Most disappointingly, for a firm with ‘tinker’ in its name, the process described here is awfully linear. There’s some mention of iteration with regards to design-build value engineering, but otherwise what’s presented here is very much a Waterfall approach. Goals are set, concepts defined, designs drawn, and projects built, in that strict sequence. I would have expected a more agile approach, filled with prototyping and user testing, but I suppose a company nearing its 30th anniversary would inevitably have some creative habits that skew towards the traditional.
Worlds of Wonder is clearly written (thanks to its translator, no doubt), but I might have enjoyed it more with briefer, more pointed text. Without directly referencing real-world projects and processes, the verbiage often gets lost in generalities.
But as a portfolio, it’s fantastic. I try to keep my eye on experiential design firms, but I was unfamiliar with Tinker Imagineers before picking up this book. Their work is gorgeous, rich with storytelling, brilliant media integration, and strong conceptual ideas.

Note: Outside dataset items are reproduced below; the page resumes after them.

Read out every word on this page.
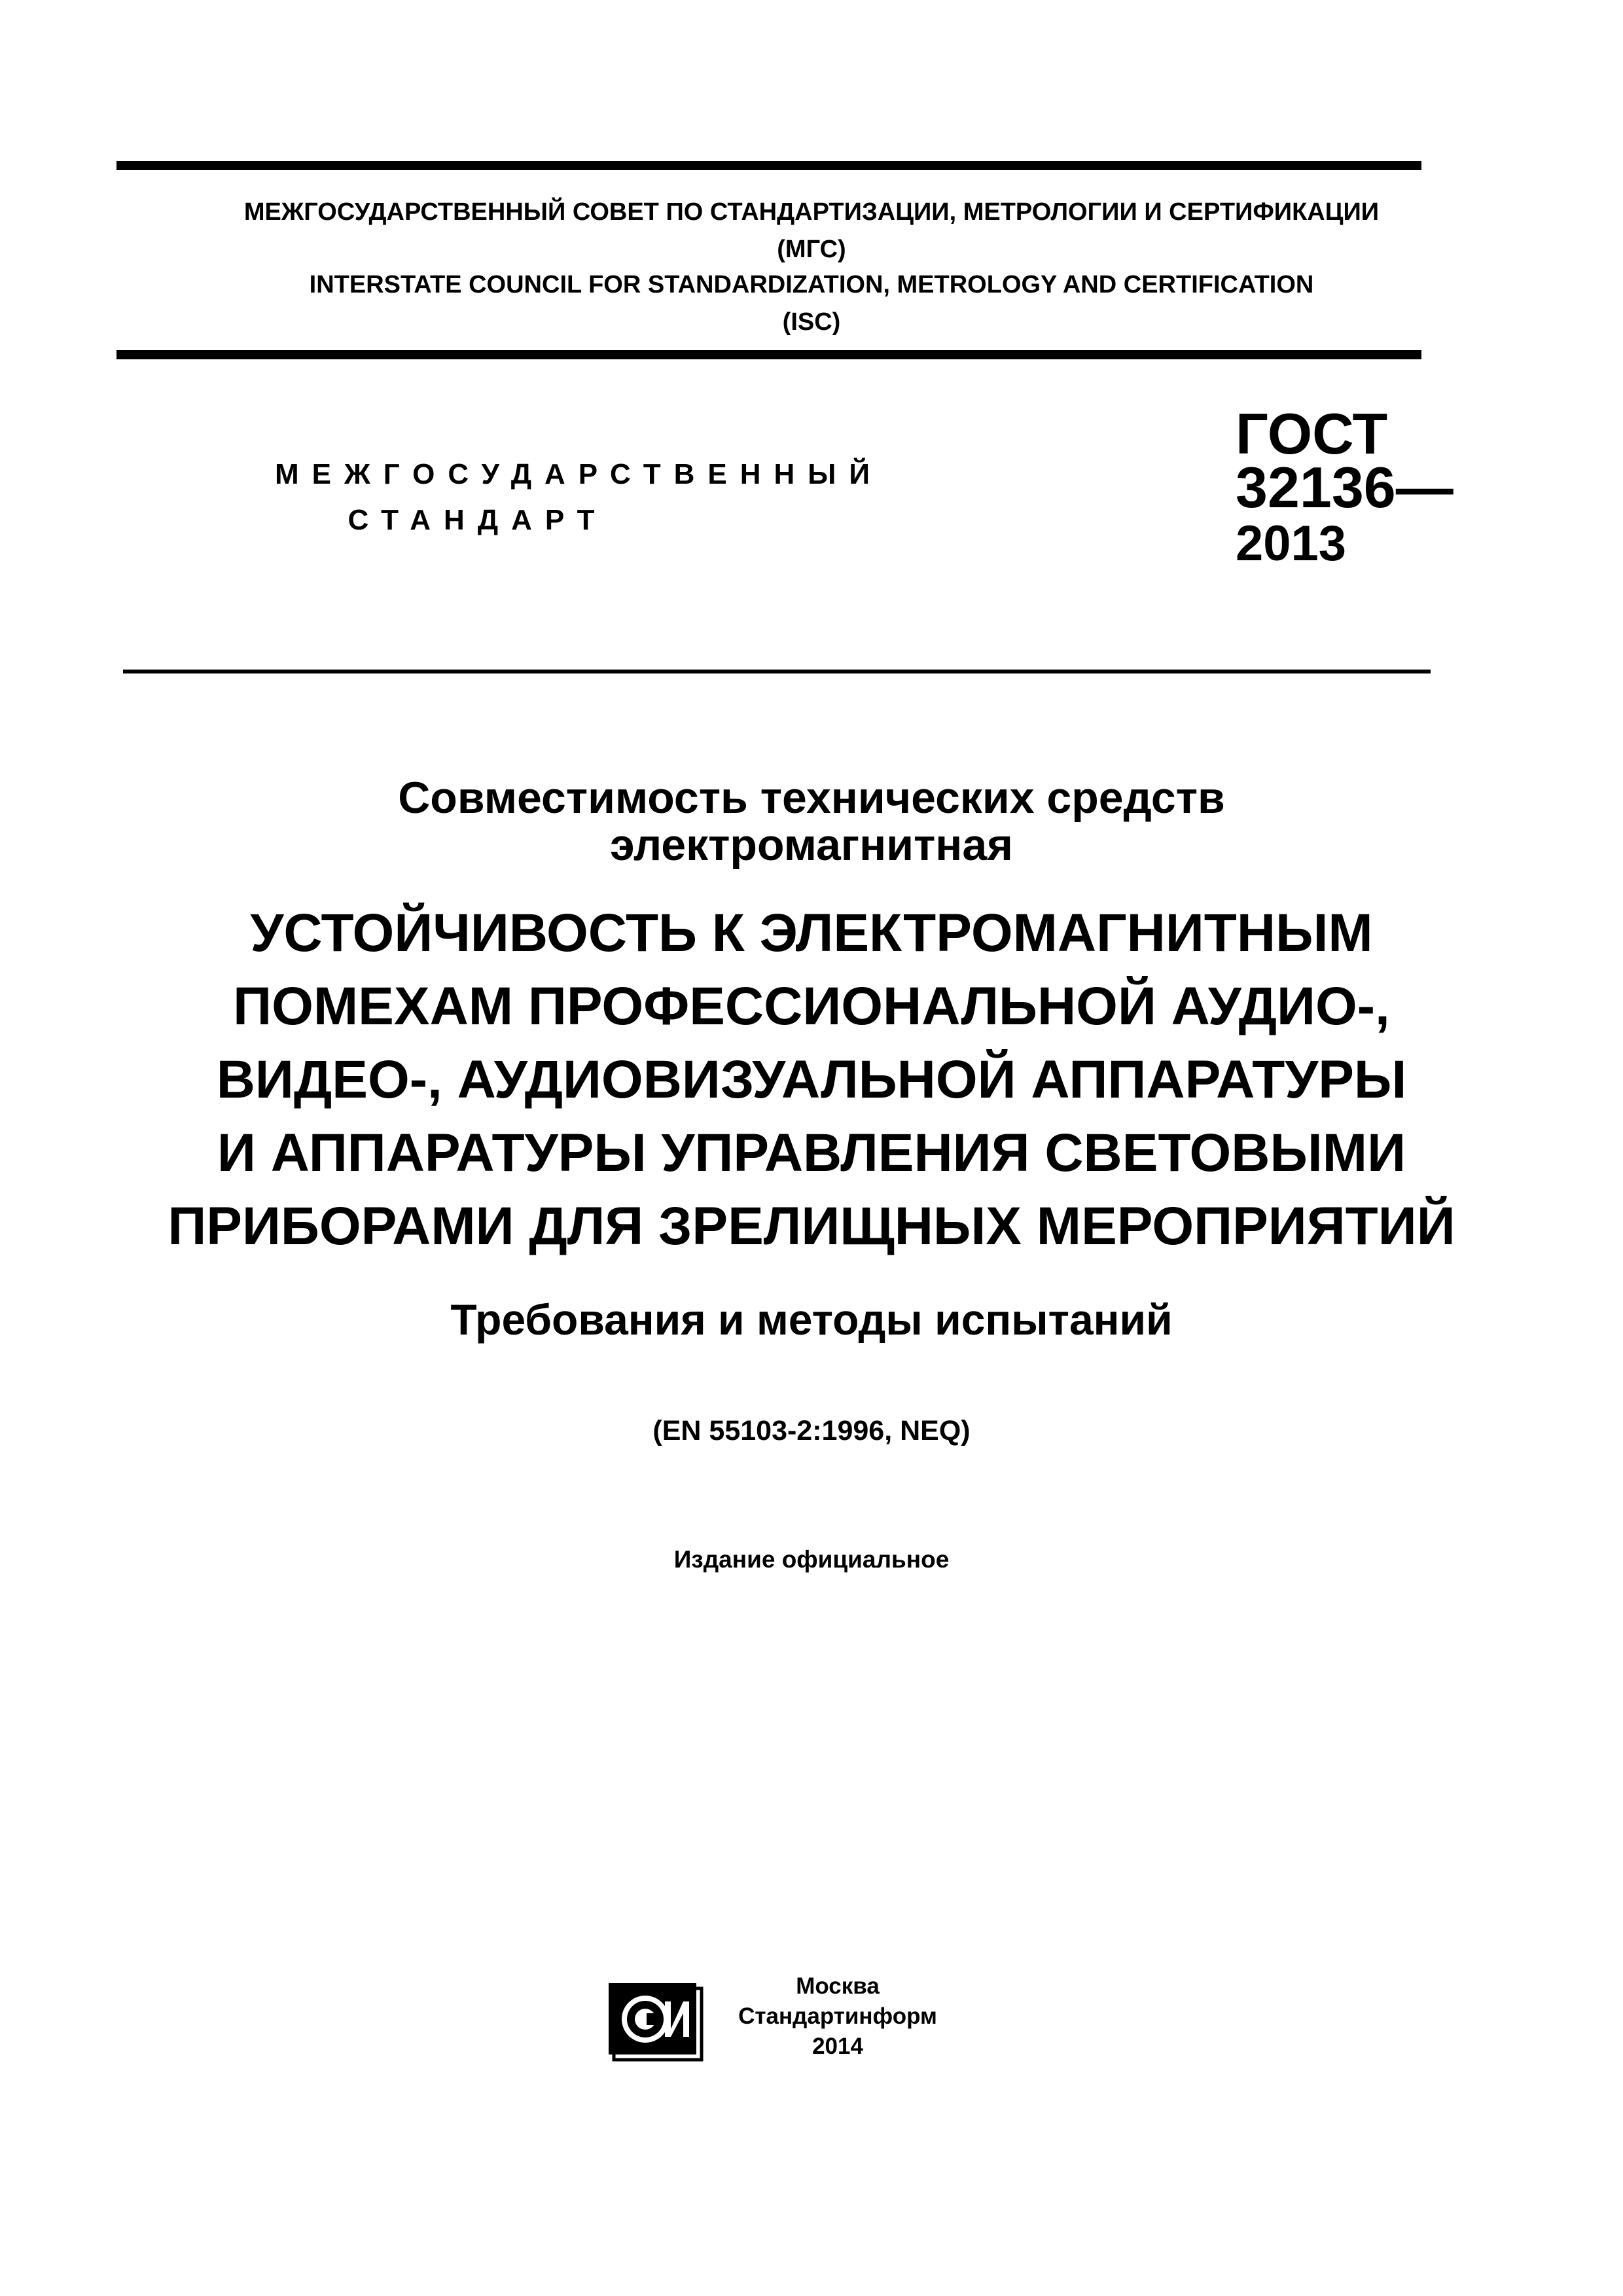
МЕЖГОСУДАРСТВЕННЫЙ СОВЕТ ПО СТАНДАРТИЗАЦИИ, МЕТРОЛОГИИ И СЕРТИФИКАЦИИ
(МГС)
INTERSTATE COUNCIL FOR STANDARDIZATION, METROLOGY AND CERTIFICATION
(ISC)
МЕЖГОСУДАРСТВЕННЫЙ
СТАНДАРТ
ГОСТ
32136—
2013
Совместимость технических средств
электромагнитная
УСТОЙЧИВОСТЬ К ЭЛЕКТРОМАГНИТНЫМ
ПОМЕХАМ ПРОФЕССИОНАЛЬНОЙ АУДИО-,
ВИДЕО-, АУДИОВИЗУАЛЬНОЙ АППАРАТУРЫ
И АППАРАТУРЫ УПРАВЛЕНИЯ СВЕТОВЫМИ
ПРИБОРАМИ ДЛЯ ЗРЕЛИЩНЫХ МЕРОПРИЯТИЙ
Требования и методы испытаний
(EN 55103-2:1996, NEQ)
Издание официальное
Москва
Стандартинформ
2014
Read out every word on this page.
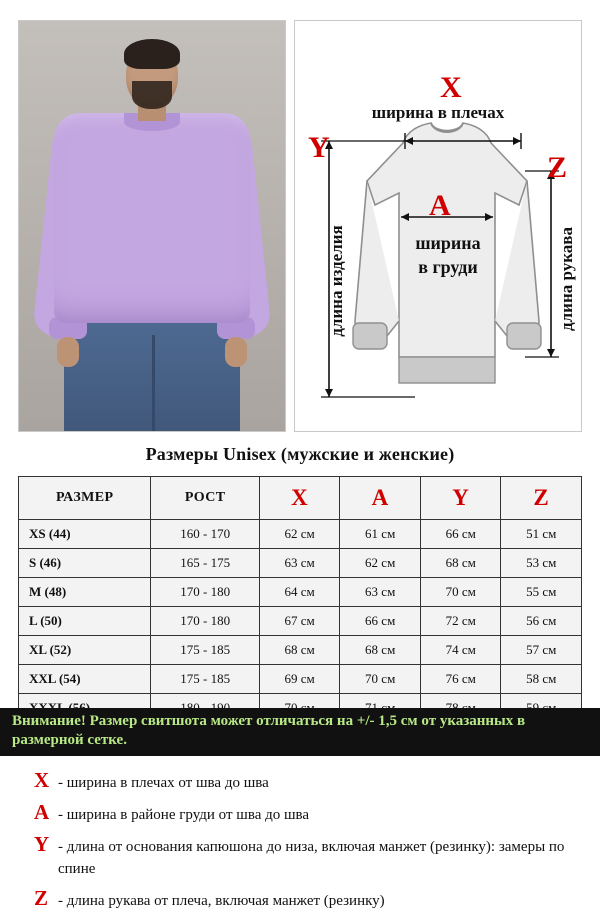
X
ширина в плечах
Y
длина изделия
Z
длина рукава
A
ширина
в груди
Размеры Unisex (мужские и женские)
РАЗМЕР	РОСТ	X	A	Y	Z
XS (44)	160 - 170	62 см	61 см	66 см	51 см
S (46)	165 - 175	63 см	62 см	68 см	53 см
M (48)	170 - 180	64 см	63 см	70 см	55 см
L (50)	170 - 180	67 см	66 см	72 см	56 см
XL (52)	175 - 185	68 см	68 см	74 см	57 см
XXL (54)	175 - 185	69 см	70 см	76 см	58 см

Внимание! Размер свитшота может отличаться на +/- 1,5 см от указанных в размерной сетке.
X - ширина в плечах от шва до шва
A - ширина в районе груди от шва до шва
Y - длина от основания капюшона до низа, включая манжет (резинку): замеры по спине
Z - длина рукава от плеча, включая манжет (резинку)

I understand the instinct not to publish a monograph – all the work depicted in the book is presented in more depth on the firm’s website – but some insight into the projects themselves would have made this a really useful manual, for both students and working professionals. As it is, I’m not clear as to what audience the authors are trying to reach… beyond those potential clients who might be swayed by the book’s demonstration of expertise.